Je dois, avant de poursuivre, faire une précision qui, en temps normal, ne serait pas opportune. Mais, je connais un tant soit peu notre pays, l’esprit de cour qui le caractérise, les confusions actuelles, les manipulations hâtives, les parties prenantes de notre espace public singulier, les retournements de veste fréquents et les gages que d’aucuns donnent à chaque nouveau régime pour rentrer dans ses bonnes grâces. Je pense être suffisamment aguerri dans la conversation publique pour ne pas dire que je maintiens tout ce que j’ai écrit dans cette chronique dont le titre est intitulé «Faire face». Je pense tout ce que j’y ai dit aujourd’hui plus qu’hier. Là n’est pas le souci. Le problème réside dans la manière cavalière de faire, qui hélas devient de plus en plus fréquente dans la presse de notre pays.

Cet épisode m’a mené à une réflexion sur l’état dans lequel se trouve la presse nationale. Elle donne l’air d’un vaste champ de ruines où la médiocrité côtoie l’indélicatesse en matière d’éthique et de déontologie. Un observateur averti et un minimum honnête sait que la presse sénégalaise, dans ses larges pans, fait face à une crise qui a sérieusement entamé sa réputation.
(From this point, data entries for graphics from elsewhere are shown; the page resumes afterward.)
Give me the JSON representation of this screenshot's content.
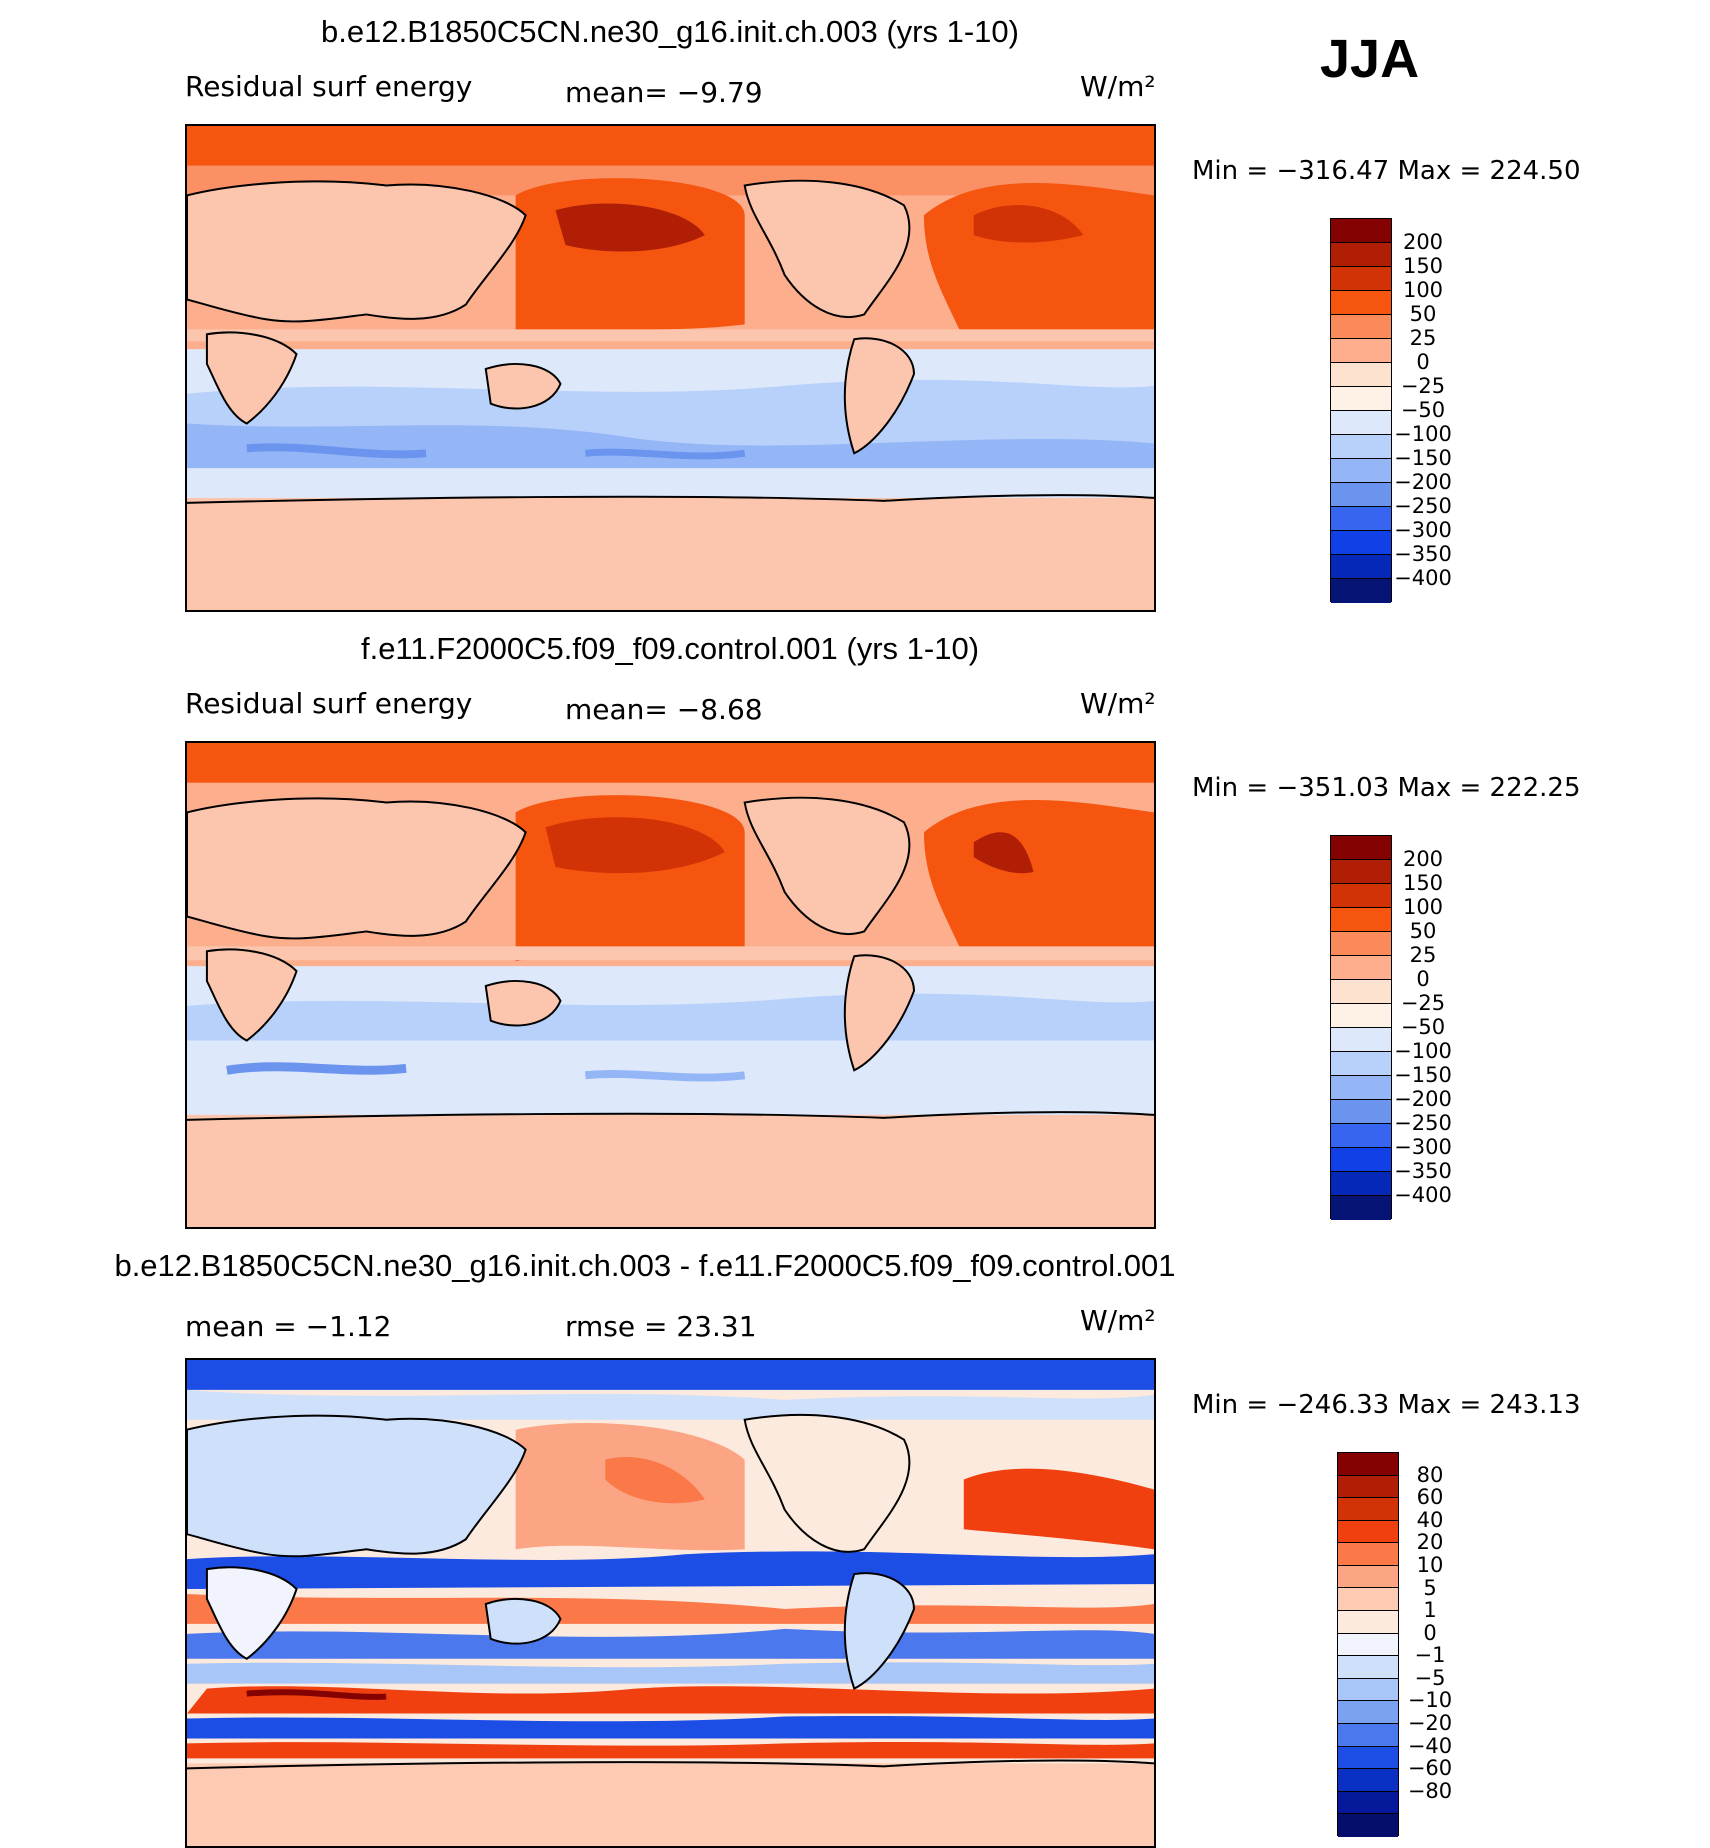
{
  "season": "JJA",
  "panels": [
    {
      "title": "b.e12.B1850C5CN.ne30_g16.init.ch.003 (yrs 1-10)",
      "left_label": "Residual surf energy",
      "center_label": "mean=   −9.79",
      "units": "W/m²",
      "minmax": "Min = −316.47 Max = 224.50",
      "colorbar_ticks": [
        "200",
        "150",
        "100",
        "50",
        "25",
        "0",
        "−25",
        "−50",
        "−100",
        "−150",
        "−200",
        "−250",
        "−300",
        "−350",
        "−400"
      ]
    },
    {
      "title": "f.e11.F2000C5.f09_f09.control.001 (yrs 1-10)",
      "left_label": "Residual surf energy",
      "center_label": "mean=   −8.68",
      "units": "W/m²",
      "minmax": "Min = −351.03 Max = 222.25",
      "colorbar_ticks": [
        "200",
        "150",
        "100",
        "50",
        "25",
        "0",
        "−25",
        "−50",
        "−100",
        "−150",
        "−200",
        "−250",
        "−300",
        "−350",
        "−400"
      ]
    },
    {
      "title": "b.e12.B1850C5CN.ne30_g16.init.ch.003 - f.e11.F2000C5.f09_f09.control.001",
      "left_label": "mean =   −1.12",
      "center_label": "rmse =   23.31",
      "units": "W/m²",
      "minmax": "Min = −246.33 Max = 243.13",
      "colorbar_ticks": [
        "80",
        "60",
        "40",
        "20",
        "10",
        "5",
        "1",
        "0",
        "−1",
        "−5",
        "−10",
        "−20",
        "−40",
        "−60",
        "−80"
      ]
    }
  ],
  "colors": {
    "abs_scale": [
      "#850203",
      "#b01e06",
      "#d23306",
      "#f5550e",
      "#fb8a5a",
      "#fcae8d",
      "#fde2cf",
      "#fef1e6",
      "#dde9fb",
      "#b8d1fa",
      "#94b6f7",
      "#6a94ee",
      "#3865f0",
      "#1040e6",
      "#0628b8",
      "#061475"
    ],
    "diff_scale": [
      "#850203",
      "#b01e06",
      "#d23306",
      "#f04010",
      "#fb7848",
      "#fca584",
      "#fdcbb3",
      "#fdeade",
      "#f1f4fd",
      "#cfe0fb",
      "#a8c6f8",
      "#7aa2f0",
      "#4b78ec",
      "#1c4ee6",
      "#0a30c4",
      "#06199a",
      "#050e6a"
    ]
  }
}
Et je ne vois pas surgir ne serait-ce que le début d’une remise en question, premier pas avant les prémices d’une éventuelle mais ô combien nécessaire rectification.

A LIRE  LE CHAPITRE FÉMININ

Il est illusoire de penser arriver à une maturité démocratique sans une presse libre, exigeante, de qualité et fidèle à la promesse initiale de ce secteur. Dire la vérité, sacraliser les faits, faire preuve d’équilibre dans le traitement de l’information, voilà, dans les grandes lignes, ce qui est attendu du «quatrième pouvoir» dont ne peut se passer toute démocratie vitale.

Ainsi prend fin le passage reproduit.